Et ce n’est pas tout, on a souvent noté que cet oiseau vidait les nids déjà occupés par d’autres espèces, en expulsant les œufs et les éventuels petits. Un véritable démon qui provoque des dommages intolérables.
On pense que le Martin triste est monogame jusqu’à la mort de l’un des partenaires et cette assiduité conjugale donne de très bons résultats dans leur cycle reproductif.
Comme déjà dit, Acridotheres tristis niche partout où cela est possible apportant des matériaux parmi les plus divers pour garnir la niche où il pondra les habituels 5 (de 4 à 6) œufs bleu-turquoise. Il n’a pas de période spécifique pour nidifier et celle-ci varie de lieu en lieu selon les latitudes, la disponibilité en nourriture et les conditions climatiques. L’incubation dure environ 18 jours, principalement effectuée par la femelle. Les petits, qui naissent nus, restent au nid pendant encore 3 semaines.
Dans l’Ouest de l’Inde on rapporte des cas de parasitisme contre le Martin triste de la part du Coucou koël (Eudynamys scolopacea) un cuculidé asiatique commun qui pond son œuf dans le nid d’autres oiseaux.

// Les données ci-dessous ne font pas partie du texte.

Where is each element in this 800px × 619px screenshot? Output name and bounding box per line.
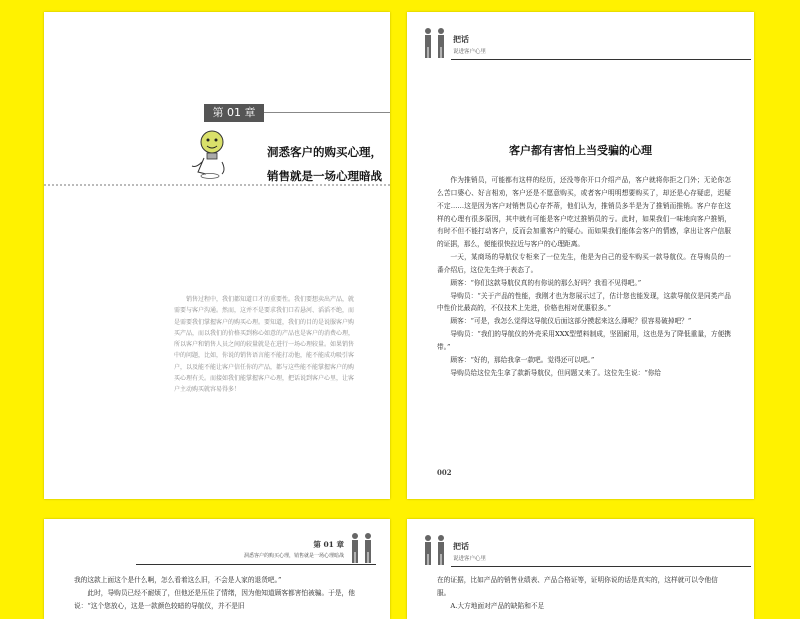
header-subtitle: 说进客户心里 bbox=[453, 556, 487, 562]
content-page bbox=[407, 12, 754, 499]
page-header bbox=[136, 531, 376, 565]
paragraph: 此时，导购员已经不耐烦了，但他还是压住了情绪，因为他知道顾客都害怕被骗。于是，他说：“这个您放心，这是一款颜色较暗的导航仪，并不是旧 bbox=[74, 588, 355, 610]
header-title: 把话 bbox=[453, 34, 469, 44]
page-header bbox=[421, 26, 741, 60]
paragraph: 顾客：“好的，那给我拿一款吧。觉得还可以吧。” bbox=[450, 355, 595, 364]
two-people-icon bbox=[421, 533, 449, 566]
header-title: 把话 bbox=[453, 541, 469, 551]
two-people-icon bbox=[348, 531, 376, 564]
body-text bbox=[437, 174, 731, 380]
paragraph: 导购员给这位先生拿了款新导航仪，但问题又来了。这位先生说：“你给 bbox=[450, 368, 662, 377]
chapter-title-line: 洞悉客户的购买心理， bbox=[267, 145, 382, 159]
chapter-label: 第 01 章 bbox=[204, 104, 264, 122]
paragraph: 作为推销员，可能都有这样的经历，还没等你开口介绍产品，客户就将你拒之门外；无论你怎么苦口婆心、好言相劝，客户还是不愿意购买，或者客户明明想要购买了，却还是心存疑虑，迟疑不定……这是因为客户对销售员心存芥蒂，他们认为，推销员多半是为了推销而推销。客户存在这样的心理有很多原因，其中就有可能是客户吃过推销员的亏。此时，如果我们一味地向客户推销，有时不但不能打动客户，反而会加重客户的疑心。而如果我们能体会客户的情感，拿出让客户信服的证据，那么，便能很快拉近与客户的心理距离。 bbox=[437, 176, 731, 249]
header-subtitle: 说进客户心里 bbox=[453, 49, 487, 55]
section-title: 客户都有害怕上当受骗的心理 bbox=[509, 144, 652, 157]
chapter-title-line: 销售就是一场心理暗战 bbox=[267, 169, 382, 183]
page-header bbox=[421, 533, 741, 567]
page-number: 002 bbox=[437, 468, 452, 477]
paragraph: 在的证据，比如产品的销售业绩表、产品合格证等，证明你说的话是真实的，这样就可以令他信服。 bbox=[437, 576, 718, 597]
dotted-divider bbox=[44, 184, 390, 186]
chapter-page bbox=[44, 12, 390, 499]
paragraph: A.大方地面对产品的缺陷和不足 bbox=[450, 601, 545, 610]
chapter-intro: 销售过程中，我们都知道口才的重要性。我们要想卖出产品，就需要与客户沟通。然而，这并不是要求我们口若悬河、滔滔不绝，而是需要我们掌握客户的购买心理。要知道，我们的目的是说服客户购买产品，而以我们的价格买到称心如意的产品也是客户的消费心理，所以客户和销售人员之间的较量就是在进行一场心理较量。如果销售中的问题，比如，你说的销售语言能不能打动他，能不能成功吸引客户，以及能不能让客户信任你的产品，都与这些能不能掌握客户的购买心理有关。而接如我们能掌握客户心理，把话说到客户心里，让客户主动购买就容易得多！ bbox=[174, 296, 355, 394]
chapter-title bbox=[242, 140, 382, 188]
paragraph: 一天，某商场的导航仪专柜来了一位先生，他是为自己的爱车购买一款导航仪。在导购员的一番介绍后，这位先生终于表态了。 bbox=[437, 253, 731, 274]
content-page bbox=[44, 519, 390, 619]
header-chapter: 第 01 章 bbox=[313, 540, 344, 549]
header-subtitle: 洞悉客户的购买心理，销售就是一场心理暗战 bbox=[243, 553, 344, 559]
body-text bbox=[74, 574, 368, 613]
body-text bbox=[437, 574, 731, 613]
paragraph: 我的这款上面这个是什么啊，怎么看着这么旧，不会是人家的退货吧。” bbox=[74, 576, 282, 584]
lightbulb-icon bbox=[182, 124, 242, 180]
paragraph: 导购员：“关于产品的性能，我刚才也为您展示过了，估计您也能发现，这款导航仪是同类产品中性价比最高的，不仅技术上先进，价格也相对优惠很多。” bbox=[437, 291, 731, 313]
paragraph: 顾客：“你们这款导航仪真的有你说的那么好吗？我看不见得吧。” bbox=[450, 278, 642, 287]
paragraph: 顾客：“可是，我怎么觉得这导航仪后面这部分摸起来这么薄呢？很容易破掉吧？” bbox=[450, 317, 692, 326]
header-rule bbox=[451, 59, 751, 60]
two-people-icon bbox=[421, 26, 449, 59]
paragraph: 导购员：“我们的导航仪的外壳采用XXX型塑料制成，坚固耐用，这也是为了降低重量，方便携带。” bbox=[437, 330, 731, 351]
header-rule bbox=[136, 564, 376, 565]
chapter-divider bbox=[264, 112, 390, 113]
header-rule bbox=[451, 566, 751, 567]
content-page bbox=[407, 519, 754, 619]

Bien que les populations de cet oiseaux soient en notable accroissement, jusqu’à être considéré comme espèce invasive, dans certaines aire il est au contraire en sensible diminution due à la présence d’autres sturnidés eux-aussi introduits, qui l’emportent dans la conquête du territoire.
C’est le cas en Malaisie et à Singapour, où le Martin de Java Acridotheres tristis s’oppose au Martin de Java (Acridotheres javanicus). Dans l’ancienne culture Sanskrit cet oiseau avait différentes identifications qui reflétaient de réelles caractéristiques encore bien visibles aujourd’hui. Vu son bavardage incessant, il était considéré comme l’archétype d’une personne polémiste et qui avait beaucoup à dire. En effet, aujourd’hui encore à travers les rues de l’Inde, son chant strident est peut-être l’unique son qui réussisse encore parfois à se faire entendre dans le brouhaha assourdissant de la vie quotidienne de cette population.

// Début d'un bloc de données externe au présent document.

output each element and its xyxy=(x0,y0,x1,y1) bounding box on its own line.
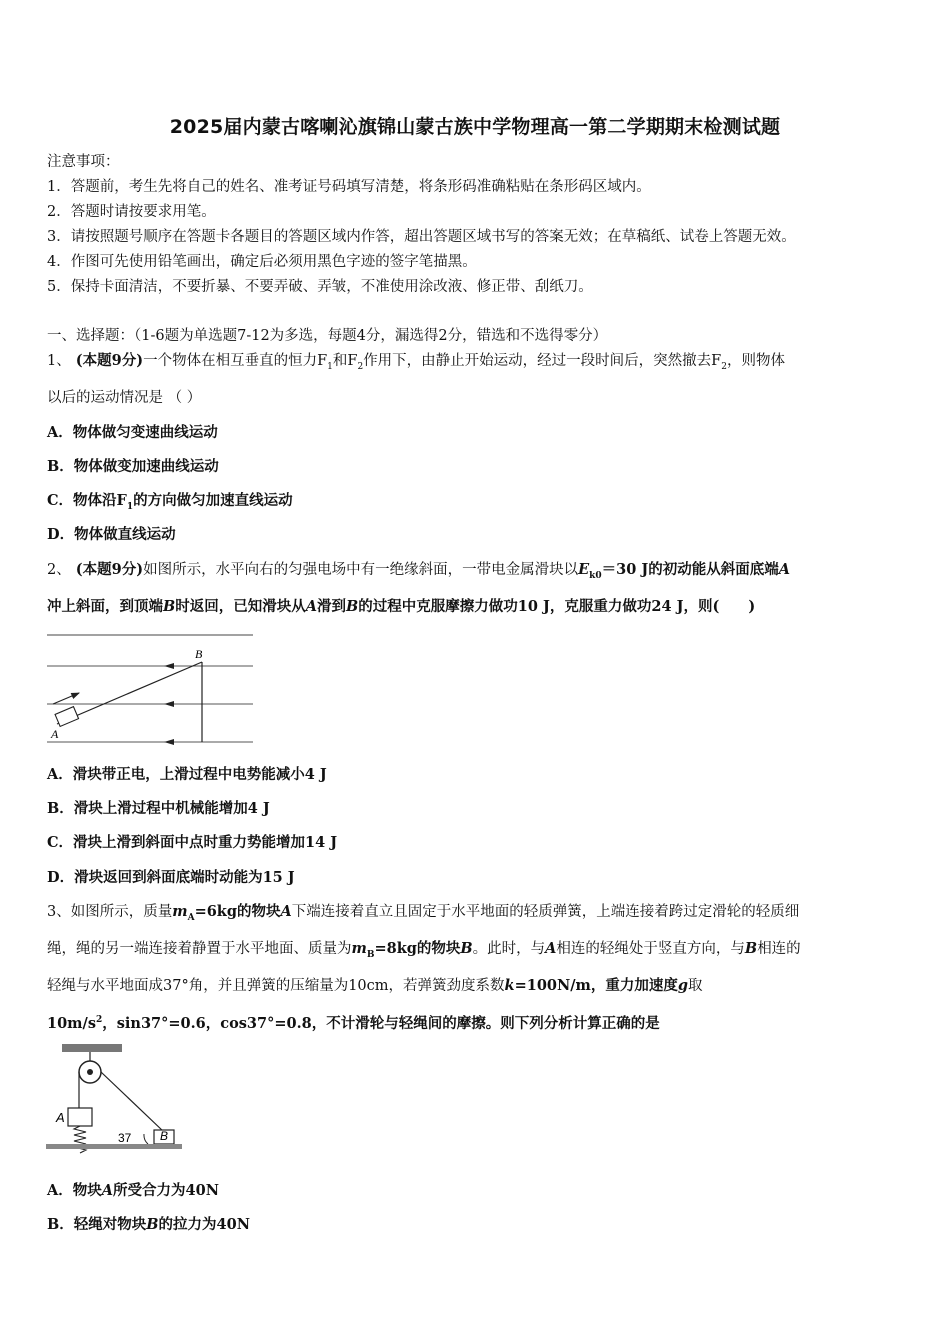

Il semble que le Martin triste soit porteur d’un bacille d’infection dangereux pour les autres oiseaux mais également pour l’être humain. Dans certaines îles du Pacifique où il a été introduit on a noté que cet oiseau est porteur de puces et de poux.
Les populations augmentent et depuis 2016, Acridotheres tristis est répertorié comme “LC, Least Concern”, c’est-à-dire “Préoccupation mineure”, sur la Liste rouge de l’UICN des espèces menacées.